Analysis of the anti-cancer activity of Sarcophyton sp. extracts in the present study indicated the potency of this extract in inducing cell death in the MCF-7 breast cancer model at the IC50 of 97 µg/mL. Moreover, TEM microscopic analysis and Hoechst staining indicated the presence of fragmented nuclei within the treated cells. Typical characteristics of cell death induction by apoptosis were noted, such as nuclear fragmentation, membrane blebbing and increased vacuolisation.
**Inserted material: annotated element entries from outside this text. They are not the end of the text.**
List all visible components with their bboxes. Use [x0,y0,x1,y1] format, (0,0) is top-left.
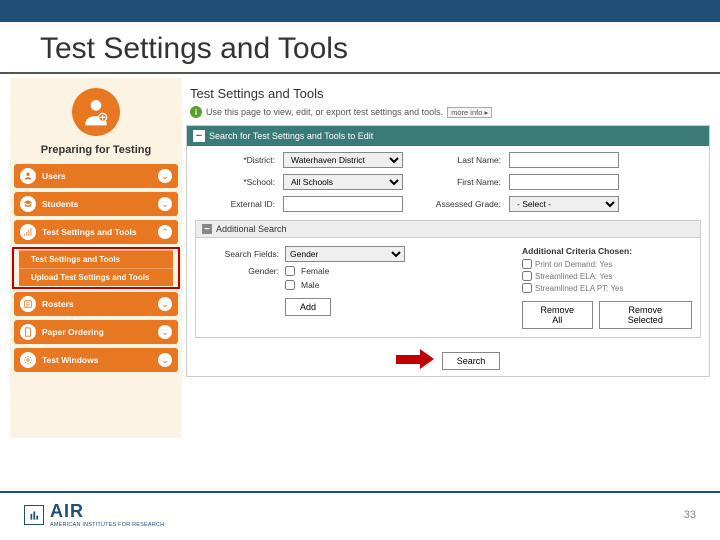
search-fields-label: Search Fields: [204,249,279,259]
sidebar-item-label: Students [42,199,152,209]
sidebar-heading: Preparing for Testing [41,144,151,156]
male-label: Male [301,280,319,290]
crit-checkbox[interactable] [522,259,532,269]
district-select[interactable]: Waterhaven District [283,152,403,168]
tools-icon [20,224,36,240]
additional-title: Additional Search [216,224,287,234]
sidebar-item-paper[interactable]: Paper Ordering ⌄ [14,320,178,344]
footer: AIR AMERICAN INSTITUTES FOR RESEARCH 33 [0,491,720,540]
male-checkbox[interactable] [285,280,295,290]
sidebar-item-students[interactable]: Students ⌄ [14,192,178,216]
users-icon [20,168,36,184]
add-button[interactable]: Add [285,298,331,316]
search-row: Search [195,348,701,370]
page-title: Test Settings and Tools [186,78,710,103]
red-arrow-icon [396,351,436,367]
title-area: Test Settings and Tools [0,22,720,74]
chevron-down-icon: ⌄ [158,297,172,311]
preparing-icon [72,88,120,136]
remove-selected-button[interactable]: Remove Selected [599,301,692,329]
sidebar-sub-upload[interactable]: Upload Test Settings and Tools [19,268,173,286]
panel-title: Search for Test Settings and Tools to Ed… [209,131,373,141]
female-checkbox[interactable] [285,266,295,276]
chevron-down-icon: ⌄ [158,169,172,183]
air-text: AIR [50,501,164,522]
sidebar: Preparing for Testing Users ⌄ Students ⌄… [10,78,182,438]
lastname-label: Last Name: [411,155,501,165]
sidebar-item-rosters[interactable]: Rosters ⌄ [14,292,178,316]
district-label: *District: [195,155,275,165]
collapse-icon: − [202,224,212,234]
sidebar-item-label: Users [42,171,152,181]
info-text: Use this page to view, edit, or export t… [206,107,443,117]
slide-title: Test Settings and Tools [40,32,690,66]
sidebar-sub-test-settings[interactable]: Test Settings and Tools [19,250,173,268]
chevron-down-icon: ⌄ [158,325,172,339]
criteria-item: Streamlined ELA PT: Yes [522,283,692,293]
air-logo: AIR AMERICAN INSTITUTES FOR RESEARCH [24,501,164,528]
highlight-box: Test Settings and Tools Upload Test Sett… [12,247,180,289]
criteria-item: Streamlined ELA: Yes [522,271,692,281]
panel-body: *District: Waterhaven District Last Name… [187,146,709,376]
firstname-input[interactable] [509,174,619,190]
paper-icon [20,324,36,340]
crit-checkbox[interactable] [522,271,532,281]
sidebar-item-label: Test Settings and Tools [42,227,152,237]
sidebar-item-users[interactable]: Users ⌄ [14,164,178,188]
info-icon: i [190,106,202,118]
criteria-item: Print on Demand: Yes [522,259,692,269]
content: Preparing for Testing Users ⌄ Students ⌄… [0,78,720,438]
sidebar-item-windows[interactable]: Test Windows ⌄ [14,348,178,372]
students-icon [20,196,36,212]
page-number: 33 [684,509,696,521]
info-row: i Use this page to view, edit, or export… [186,103,710,121]
chevron-up-icon: ⌃ [158,225,172,239]
sidebar-item-test-settings[interactable]: Test Settings and Tools ⌃ [14,220,178,244]
search-fields-select[interactable]: Gender [285,246,405,262]
main-panel: Test Settings and Tools i Use this page … [186,78,710,438]
lastname-input[interactable] [509,152,619,168]
crit-checkbox[interactable] [522,283,532,293]
additional-right: Additional Criteria Chosen: Print on Dem… [522,246,692,329]
school-label: *School: [195,177,275,187]
remove-all-button[interactable]: Remove All [522,301,593,329]
collapse-icon: − [193,130,205,142]
air-subtext: AMERICAN INSTITUTES FOR RESEARCH [50,522,164,528]
rosters-icon [20,296,36,312]
additional-header[interactable]: − Additional Search [195,220,701,238]
gear-icon [20,352,36,368]
panel-header[interactable]: − Search for Test Settings and Tools to … [187,126,709,146]
firstname-label: First Name: [411,177,501,187]
additional-left: Search Fields: Gender Gender: Female Mal… [204,246,502,329]
chevron-down-icon: ⌄ [158,353,172,367]
female-label: Female [301,266,329,276]
school-select[interactable]: All Schools [283,174,403,190]
external-input[interactable] [283,196,403,212]
search-button[interactable]: Search [442,352,501,370]
grade-label: Assessed Grade: [411,199,501,209]
top-color-bar [0,0,720,22]
air-logo-icon [24,505,44,525]
sidebar-item-label: Paper Ordering [42,327,152,337]
criteria-header: Additional Criteria Chosen: [522,246,692,256]
sidebar-header: Preparing for Testing [10,78,182,162]
sidebar-item-label: Rosters [42,299,152,309]
form-grid: *District: Waterhaven District Last Name… [195,152,701,212]
additional-body: Search Fields: Gender Gender: Female Mal… [195,238,701,338]
more-info-button[interactable]: more info ▸ [447,107,492,118]
grade-select[interactable]: - Select - [509,196,619,212]
external-label: External ID: [195,199,275,209]
search-panel: − Search for Test Settings and Tools to … [186,125,710,377]
chevron-down-icon: ⌄ [158,197,172,211]
gender-label: Gender: [204,266,279,276]
sidebar-item-label: Test Windows [42,355,152,365]
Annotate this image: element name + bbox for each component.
The anti-cancer activity of soft coral extracts has been previously reported.34,35 For example, diterpenes from the soft coral Xenia elongata were found to induce apoptosis in a genetically engineered mouse cell line which was D3-deficient in the BAK1 and BAX genes.35 The preliminary results of the current study therefore indicate the potential benefit of Sarcophyton sp. extracts in cancer treatment. An in-depth analysis of the molecular effects, specificity and efficacy of the extract for breast, ovarian, colon and prostate cancers is required through further in vitro and in vivo studies; this may potentially lead to the development of new treatments for breast adenocarcinomas and other cancers.
Conclusion
The results of this study highlight the anti-cancer potential of various marine organisms in Oman. The active anti-cancer compound extracted from Sarcophyton sp. is of particular interest and should be isolated in future experiments. The compound should be tested on in vitro models of various cancers to determine the specificity of its anti-cancer activity. Finally, the molecular mechanism and pathways activated in response to treatment with this compound should be investigated. Such an investigation will provide possibilities for the development of new cancer treatments.
Acknowledgments
This study was funded by an internal grant from the Sultan Qaboos University (#IG/AGR/FISH/12/01). The authors would like to acknowledge the support given to them by Sultan Qaboos University.
Footnotes
CONFLICT OF INTEREST
The authors declare no conflicts of interest.